エッセイ8
孝之は智子を見つめた。
「あっ、なんですか?」
「ストーカーに追われるほど可愛い顔ではないですよね?」
かなり失礼な言葉だと智子は思った。当然彼に対する好感度は再び下がっていく。
「あの、ご迷惑だったら私一人で帰れますから」
「いや、母親に言われてますし、チャーハンをご馳走になっておいて好きな時に帰りますは自己中すぎでしょ」
「あ、はぁ・・・」
「外には危ない連中もいますから」
智子は複雑な表情で靴を履いた。その時、インターホンと微かな話声が聞こえた。
「うん?誰かな?」
「なんか外が騒がしいわね。孝之出てくれる?」
「あいよー」
玄関の扉を開けると、スーツ姿の男が低姿勢で二、三回会釈した。隣にはハンサムな男と眼鏡着物男が立っている。

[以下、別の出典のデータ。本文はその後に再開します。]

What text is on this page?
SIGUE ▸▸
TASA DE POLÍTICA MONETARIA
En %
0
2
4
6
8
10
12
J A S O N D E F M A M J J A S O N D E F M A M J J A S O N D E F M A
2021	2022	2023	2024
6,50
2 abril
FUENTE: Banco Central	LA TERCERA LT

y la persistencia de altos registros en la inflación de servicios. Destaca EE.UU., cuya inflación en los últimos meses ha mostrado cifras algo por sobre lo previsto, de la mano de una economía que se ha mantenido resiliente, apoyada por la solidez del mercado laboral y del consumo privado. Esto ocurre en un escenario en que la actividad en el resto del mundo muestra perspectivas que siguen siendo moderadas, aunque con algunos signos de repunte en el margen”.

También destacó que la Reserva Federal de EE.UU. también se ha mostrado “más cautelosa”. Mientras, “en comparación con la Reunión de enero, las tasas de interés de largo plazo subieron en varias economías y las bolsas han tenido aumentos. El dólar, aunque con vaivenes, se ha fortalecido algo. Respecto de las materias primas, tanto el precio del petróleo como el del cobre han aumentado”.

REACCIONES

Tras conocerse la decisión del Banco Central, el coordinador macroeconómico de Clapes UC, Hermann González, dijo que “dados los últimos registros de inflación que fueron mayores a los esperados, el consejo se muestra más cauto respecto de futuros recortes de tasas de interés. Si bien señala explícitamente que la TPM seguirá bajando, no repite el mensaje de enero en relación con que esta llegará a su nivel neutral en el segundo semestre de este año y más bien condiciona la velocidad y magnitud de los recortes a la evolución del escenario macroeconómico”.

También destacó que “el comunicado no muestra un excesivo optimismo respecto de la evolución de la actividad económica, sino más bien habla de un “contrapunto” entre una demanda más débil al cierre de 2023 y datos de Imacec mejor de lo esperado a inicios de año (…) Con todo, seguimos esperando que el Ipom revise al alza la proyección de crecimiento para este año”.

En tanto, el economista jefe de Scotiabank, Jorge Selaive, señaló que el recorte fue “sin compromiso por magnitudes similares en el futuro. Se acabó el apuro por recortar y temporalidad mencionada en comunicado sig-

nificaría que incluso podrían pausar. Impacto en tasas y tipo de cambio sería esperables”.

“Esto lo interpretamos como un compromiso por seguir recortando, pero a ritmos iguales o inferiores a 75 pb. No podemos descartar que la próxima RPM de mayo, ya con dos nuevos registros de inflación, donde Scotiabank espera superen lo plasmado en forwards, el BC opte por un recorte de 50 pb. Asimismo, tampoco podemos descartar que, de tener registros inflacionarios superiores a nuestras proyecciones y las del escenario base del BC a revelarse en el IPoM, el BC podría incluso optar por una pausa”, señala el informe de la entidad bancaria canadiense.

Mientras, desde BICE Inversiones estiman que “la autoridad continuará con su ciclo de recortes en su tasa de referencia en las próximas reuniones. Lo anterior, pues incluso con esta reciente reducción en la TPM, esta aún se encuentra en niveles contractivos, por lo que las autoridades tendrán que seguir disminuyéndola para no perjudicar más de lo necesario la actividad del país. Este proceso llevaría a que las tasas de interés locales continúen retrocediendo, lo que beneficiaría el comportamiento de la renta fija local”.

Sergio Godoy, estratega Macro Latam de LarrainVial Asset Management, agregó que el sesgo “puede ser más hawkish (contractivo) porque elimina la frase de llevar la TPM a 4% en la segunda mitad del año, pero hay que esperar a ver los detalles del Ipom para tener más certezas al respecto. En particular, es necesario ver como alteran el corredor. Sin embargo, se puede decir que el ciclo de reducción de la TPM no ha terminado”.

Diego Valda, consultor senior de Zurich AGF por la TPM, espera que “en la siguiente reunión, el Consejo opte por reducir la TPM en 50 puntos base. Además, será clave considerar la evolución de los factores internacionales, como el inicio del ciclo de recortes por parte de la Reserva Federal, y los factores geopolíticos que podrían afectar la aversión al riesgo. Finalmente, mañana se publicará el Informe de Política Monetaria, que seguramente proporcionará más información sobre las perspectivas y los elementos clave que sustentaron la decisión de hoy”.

奥の方にギャルっぽい若めの女と同じように若めな男二人がたたずんでいた。スーツ姿の男が智子の顔を見て、
「あっ」
と、つぶやいたのを見て孝之はゆっくり扉を閉めた。
「ね?」
孝之は玄関の扉の鍵を閉めて智子を部屋に戻した。母親に事情を話す。
「俺はそういうのわかるんだよ」
「ねえ?どういうことなの?」
「音を立てちゃダメだ。まだいるから。最近の宗教の勧誘は怖いぞ。大人数で来る」
孝之は慣れた様子で身をかがめている。他の三人にもかがむよう指示を出す。
「お兄ちゃんいつまでかくれんぼ?」
「もう少し。それにしても気になるのがあの宗教の営業マンだ。君を見て「あっ」って言ってたよね?知り合いかい?」
智子は首を振った。
「だよね。新手だなー。危うく声をかけるところだった」
その孝之の言葉と共に二度目のインターホンが鳴った。
「三回までは許容範囲。母さん四回目で警察に通報して」
「わかった。でも本当に勧誘なの?」
「間違いないね。この前もあったから。しかし、今回は居留守がばれてるからな。しつこく鳴らすぞ。覚悟しとかないと」
「出た方がいいかしら?」
「絶対ダメ!出たら終わり」
しばらく四人はじっと時が過ぎるのを待っていた。